Anti-immigrant sentiment is fueling nationwide increases in the number of hate groups and the number of hate crimes targeting Latinos, a watchdog group said Monday.
The Southern Poverty Law Center, in a report titled “The Year in Hate,” said it counted 888 hate groups in its latest tally, up from 844 in 2006 and 602 in 2000.
The most prominent of the organizations newly added to the list, the Federation for American Immigration Reform, or FAIR, vehemently rejected the “hate group” label, and questioned the law center’s motives. FAIR said the center was using smear tactics to boost donations and stifle legitimate debate on immigration.
“Their banner may be ‘Stop the hate’ but it’s really ‘Stop the debate,'” said FAIR’s president, Dan Stein. “Apparently you can’t even articulate an argument for immigration reform without being smeared.”

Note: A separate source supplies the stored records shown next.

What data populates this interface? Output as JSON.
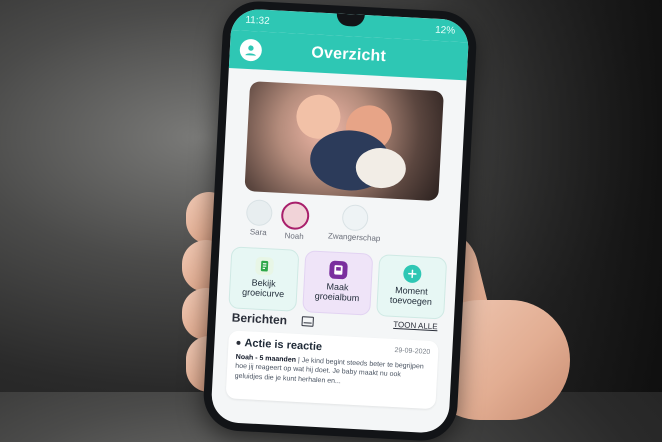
{
  "status": {
    "time": "11:32",
    "right": "12%"
  },
  "header": {
    "title": "Overzicht"
  },
  "kids": [
    {
      "name": "Sara"
    },
    {
      "name": "Noah"
    },
    {
      "name": "Zwangerschap"
    }
  ],
  "actions": [
    {
      "label": "Bekijk groeicurve",
      "icon": "growth-curve-icon"
    },
    {
      "label": "Maak groeialbum",
      "icon": "album-icon"
    },
    {
      "label": "Moment toevoegen",
      "icon": "plus-icon"
    }
  ],
  "messages": {
    "title": "Berichten",
    "link": "TOON ALLE",
    "item": {
      "title": "Actie is reactie",
      "date": "29-09-2020",
      "meta": "Noah - 5 maanden",
      "text": "| Je kind begint steeds beter te begrijpen hoe jij reageert op wat hij doet. Je baby maakt nu ook geluidjes die je kunt herhalen en..."
    }
  },
  "colors": {
    "brand": "#2ec7b4",
    "accent": "#a81f6b",
    "album": "#7a2e9e"
  }
}
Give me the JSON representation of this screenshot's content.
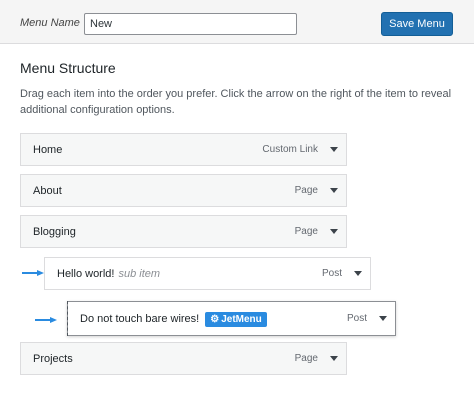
{
  "header": {
    "menu_name_label": "Menu Name",
    "menu_name_value": "New",
    "save_label": "Save Menu"
  },
  "structure": {
    "title": "Menu Structure",
    "instructions": "Drag each item into the order you prefer. Click the arrow on the right of the item to reveal additional configuration options."
  },
  "items": [
    {
      "title": "Home",
      "type": "Custom Link"
    },
    {
      "title": "About",
      "type": "Page"
    },
    {
      "title": "Blogging",
      "type": "Page"
    },
    {
      "title": "Hello world!",
      "sub_label": "sub item",
      "type": "Post"
    },
    {
      "title": "Do not touch bare wires!",
      "badge": "JetMenu",
      "type": "Post"
    },
    {
      "title": "Projects",
      "type": "Page"
    }
  ],
  "colors": {
    "primary_button": "#2271b1",
    "badge": "#2a8be0",
    "pointer_arrow": "#2a8be0"
  },
  "icons": {
    "expand": "triangle-down-icon",
    "badge_icon": "gear-icon",
    "pointer": "arrow-right-icon"
  }
}
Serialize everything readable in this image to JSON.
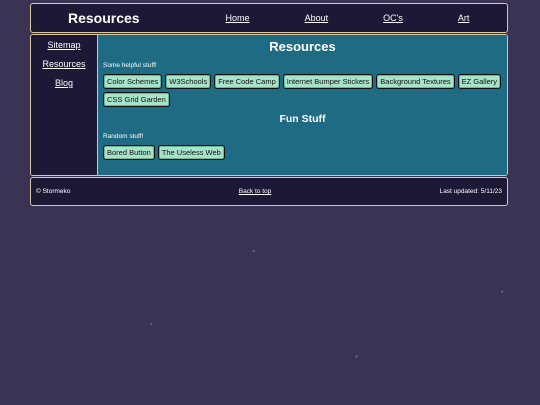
{
  "header": {
    "title": "Resources",
    "nav": [
      "Home",
      "About",
      "OC's",
      "Art"
    ]
  },
  "sidebar": {
    "items": [
      "Sitemap",
      "Resources",
      "Blog"
    ]
  },
  "main": {
    "heading": "Resources",
    "helpful_note": "Some helpful stuff!",
    "helpful_links": [
      "Color Schemes",
      "W3Schools",
      "Free Code Camp",
      "Internet Bumper Stickers",
      "Background Textures",
      "EZ Gallery",
      "CSS Grid Garden"
    ],
    "fun_heading": "Fun Stuff",
    "random_note": "Random stuff!",
    "fun_links": [
      "Bored Button",
      "The Useless Web"
    ]
  },
  "footer": {
    "copyright": "© Stormeko",
    "back_to_top": "Back to top",
    "updated": "Last updated: 5/11/23"
  },
  "colors": {
    "background": "#3a3354",
    "panel": "#1d1835",
    "main": "#1e6b83",
    "border": "#d9c7a3",
    "button": "#a7e3c8"
  }
}
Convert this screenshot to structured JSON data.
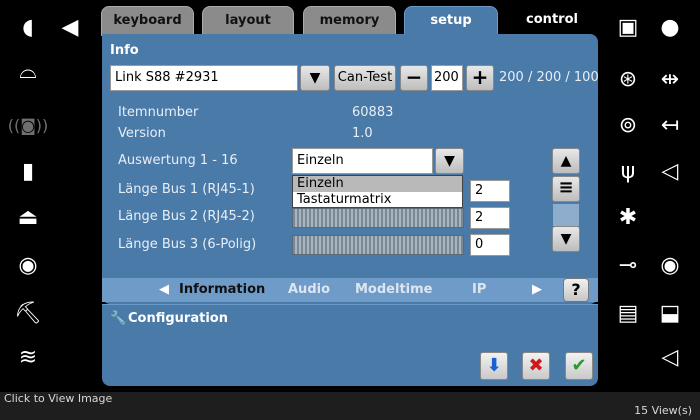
{
  "tabs": [
    {
      "label": "keyboard"
    },
    {
      "label": "layout"
    },
    {
      "label": "memory"
    },
    {
      "label": "setup"
    },
    {
      "label": "control"
    }
  ],
  "info": {
    "section_title": "Info",
    "device_select_value": "Link S88 #2931",
    "can_test_label": "Can-Test",
    "stepper_value": "200",
    "stepper_summary": "200 / 200 / 100",
    "rows": [
      {
        "label": "Itemnumber",
        "value": "60883"
      },
      {
        "label": "Version",
        "value": "1.0"
      }
    ],
    "auswertung_label": "Auswertung 1 - 16",
    "auswertung_value": "Einzeln",
    "dropdown_options": [
      "Einzeln",
      "Tastaturmatrix"
    ],
    "bus_rows": [
      {
        "label": "Länge Bus 1 (RJ45-1)",
        "value": "2"
      },
      {
        "label": "Länge Bus 2 (RJ45-2)",
        "value": "2"
      },
      {
        "label": "Länge Bus 3 (6-Polig)",
        "value": "0"
      }
    ]
  },
  "infobar": {
    "items": [
      "Information",
      "Audio",
      "Modeltime",
      "IP"
    ],
    "help_label": "?"
  },
  "configuration": {
    "title": "Configuration"
  },
  "footer": {
    "left_text": "Click to View Image",
    "right_text": "15 View(s)"
  },
  "colors": {
    "panel": "#4a7aa8",
    "infobar": "#6e9bc8",
    "tab_active": "#4a7aa8"
  }
}
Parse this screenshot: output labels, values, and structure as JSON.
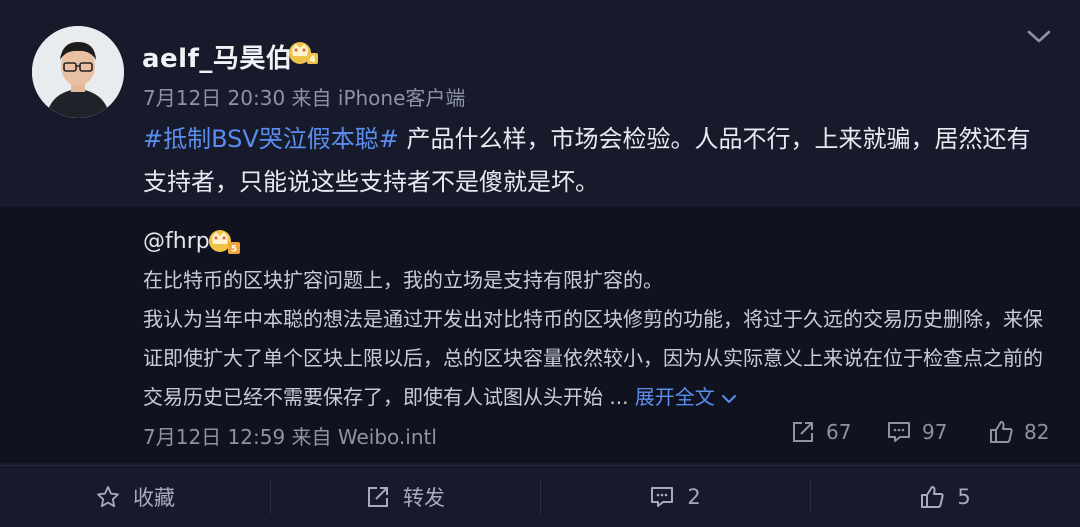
{
  "post": {
    "username": "aelf_马昊伯",
    "meta": "7月12日 20:30 来自 iPhone客户端",
    "topic": "#抵制BSV哭泣假本聪#",
    "text": " 产品什么样，市场会检验。人品不行，上来就骗，居然还有支持者，只能说这些支持者不是傻就是坏。",
    "badge_level": "4"
  },
  "repost": {
    "username": "@fhrp",
    "badge_level": "5",
    "paragraph1": "在比特币的区块扩容问题上，我的立场是支持有限扩容的。",
    "paragraph2": "我认为当年中本聪的想法是通过开发出对比特币的区块修剪的功能，将过于久远的交易历史删除，来保证即使扩大了单个区块上限以后，总的区块容量依然较小，因为从实际意义上来说在位于检查点之前的交易历史已经不需要保存了，即使有人试图从头开始 ...",
    "expand_label": "展开全文",
    "meta": "7月12日 12:59 来自 Weibo.intl",
    "reposts": "67",
    "comments": "97",
    "likes": "82"
  },
  "actions": {
    "favorite": "收藏",
    "forward": "转发",
    "comment": "2",
    "like": "5"
  },
  "colors": {
    "background": "#161a2b",
    "repost_background": "#10131f",
    "link": "#5b8def",
    "badge": "#f0c24a"
  },
  "icons": [
    "chevron-down-icon",
    "crown-badge-icon",
    "forward-icon",
    "comment-icon",
    "like-icon",
    "star-icon"
  ]
}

The law center’s report contends there is a link between anti-immigrant activism and the significant rise in hate crimes against Latinos in recent years. According to the latest FBI statistics, 819 people were victimized by anti-Latino hate crimes in 2006, compared with 595 in 2003.
I particularly love the justification the Southern Poverty Law Center uses for characterizing FAIR as a “hate group:”
The law center said its decision to designate FAIR a hate group was based in part on the ideology of various people who established it, worked for it or donated to it over its nearly 30-year history.
If we’re going to start using the ideology of people who start organizations and subsequently work for them as the criteria for classifying them as a so-called “hate group,” does that mean I can classify the American Civil Liberties Union as a hate group toward traditional Judaeo-Christian beliefs and believers?
But I digress…
The center’s critique of FAIR was endorsed by a major Latino group, the National Council of La Raza. The council’s vice president for advocacy and legislation, Cecilia Munoz, said FAIR’s leaders were polished in public forums, but represented “a very unsavory set of views.”
Do you know what La Raza literally translated means? Answer: The Race. Not a race, but the race.
Does anyone else find that offensive–to use a good liberal word?
Where is the outrage over that name? Why is that organization not deemed a racist, xenophobic organization? Well I guess because that street is not supposed to go both ways.
What if I decided to classify La Raza as a “hate group” for not having a more inclusive name and message? Do you see how insane this can get? It’s unbelievable.